“[Theaters] were quite upset with us because they thought that we were overreacting. Even people inside the company thought that we were a little crazy for doing it,” Langley told CNN Business earlier this month. “But we just felt that it was better to sort of plan for the worst and hope for the best.”
“Of course, now 2020 — pardon the pun — being hindsight,” Langley added, “it was the best decision we could have made.”
And it wouldn’t be Langley’s only bold decision this year.
Trolls take Tinseltown
The original “Trolls” film was a modest success.
But its sequel, “Trolls World Tour,” may be remembered for changing the trajectory of the movie business forever.
“We had a big consumer product program on the film, and there was just no way that we could move it out of the year,” Langley said. “We really wanted to get it out there to our audience. So, yes, we made the bold decision to put it into the home and use the digital marketplace to be able to do that.”
The rise of streaming and video-on-demand has led studios to grapple with theaters for years over what is known as the “theatrical window,” the length of time a movie plays in theaters before it is offered on other platforms. Studios are eager to bring in revenue from all sources, but box office returns can still be massive, so shortening that window has been a contested point of discussion in Hollywood. Theater operators, meanwhile, are keen to preserve exclusivity to entice customers to go out, fill seats and buy popcorn.
“Trolls World Tour” upended that longstanding precedent.
“It was the first experiment during the pandemic of sending a film made for theaters directly to the home. That, in itself, is very significant,” Shawn Robbins, chief analyst of Boxoffice.com, told CNN Business. “It set the tone for how movies would be released during the pandemic.”

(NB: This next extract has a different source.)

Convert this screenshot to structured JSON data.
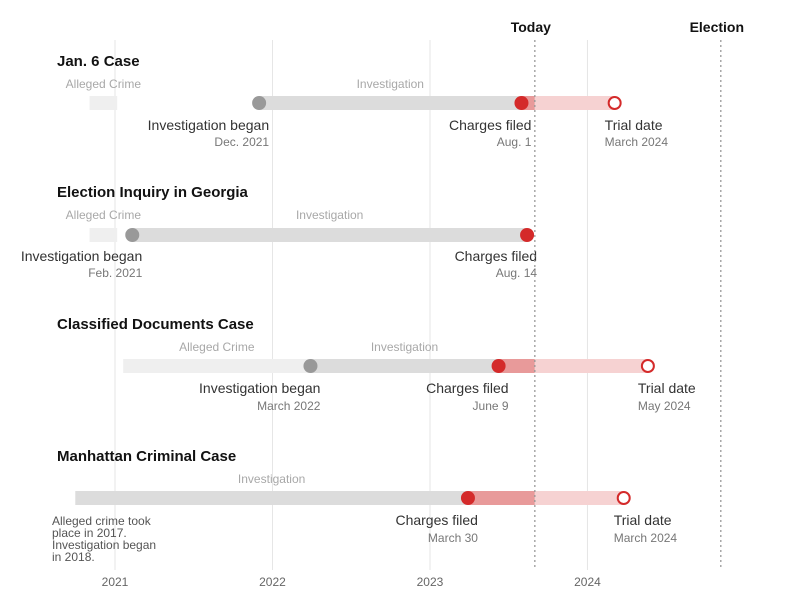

“We’re all trying to figure out what the new normal is as these trends that we were seeing in the industry before the pandemic have now really come home to roost,” Langley said.
After the “Trolls World Tour” digital release, everything remained copacetic between Universal and theaters. The film found an audience on-demand, and theaters had larger problems just keeping their marquees lit.
It was your standard Hollywood happy ending — until the “Trolls'” numbers came out.
A new model
If you said last year that the world’s biggest theater chain would ban one of Hollywood’s biggest studios, no one would have believed you. If you said that the spat was over “Trolls World Tour,” industry insiders would have recommended seeking professional help.
But that’s exactly what happened.
AMC’s threat wasn’t likely to hold, given the symbiotic relationship between the companies: AMC is the top movie theater company and Universal is the home of global blockbusters such as “Furious 7,” “Jurassic World” and “Minions.”
“I think the biggest risk that we took in 2020 was putting ‘Troll’s World Tour’ into the home… It was a bold move. It was a necessary move, and it was a move that ultimately yielded this historic deal,” Langley said. “At the time, we had no line of sight into what the outcome might be. And there was a period of time where we were called to the mat by exhibition, in the press and our competitors thought that we were crazy.”
“Every time we launch a movie, it’s like launching a small business,” Langley said. “We have to love it, of course, but we have to have a business model and a business rationale that enables it to work. We need to keep our distribution ecosystem healthy. And this really helps us do it.”
According to Robbins, Langley had “proven to be a captain” of the industry before 2020. Still, this year further showcased her insight and ability to adapt to a business whose future felt anything but certain.
“I think the future can be very bright for the industry if cooler heads prevail and leaders like Langley remain at the table to help figure out what that future looks like,” he said.
Hollywood finds a way
Hollywood is changing. Langley knows that.
“It’s now a 100-year-old business mixed with a ten-year-old tech business,” she said. “I think we’re learning whether or not we can all get along.”
For Langley, the risks she took in 2020 were not just about surviving one of the industry’s wildest years, it was also about finding a path to a future that arrived faster than anyone expected.
Never before has the future of moviegoing been in so much doubt. Yet, Langley doesn’t think that it has to be a winner take all battle.
“I believe that there is enough to go around for everybody,” she said. “And I think all boats rise when we’re successful. I don’t think it’s binary.”
For Langley, the theatrical experience hasn’t reached its final act yet.
“In tough times, people look to the movies to take them out of their reality, to inspire them,” she said. “And I think that that is going to be true more than ever on the other side of the pandemic.”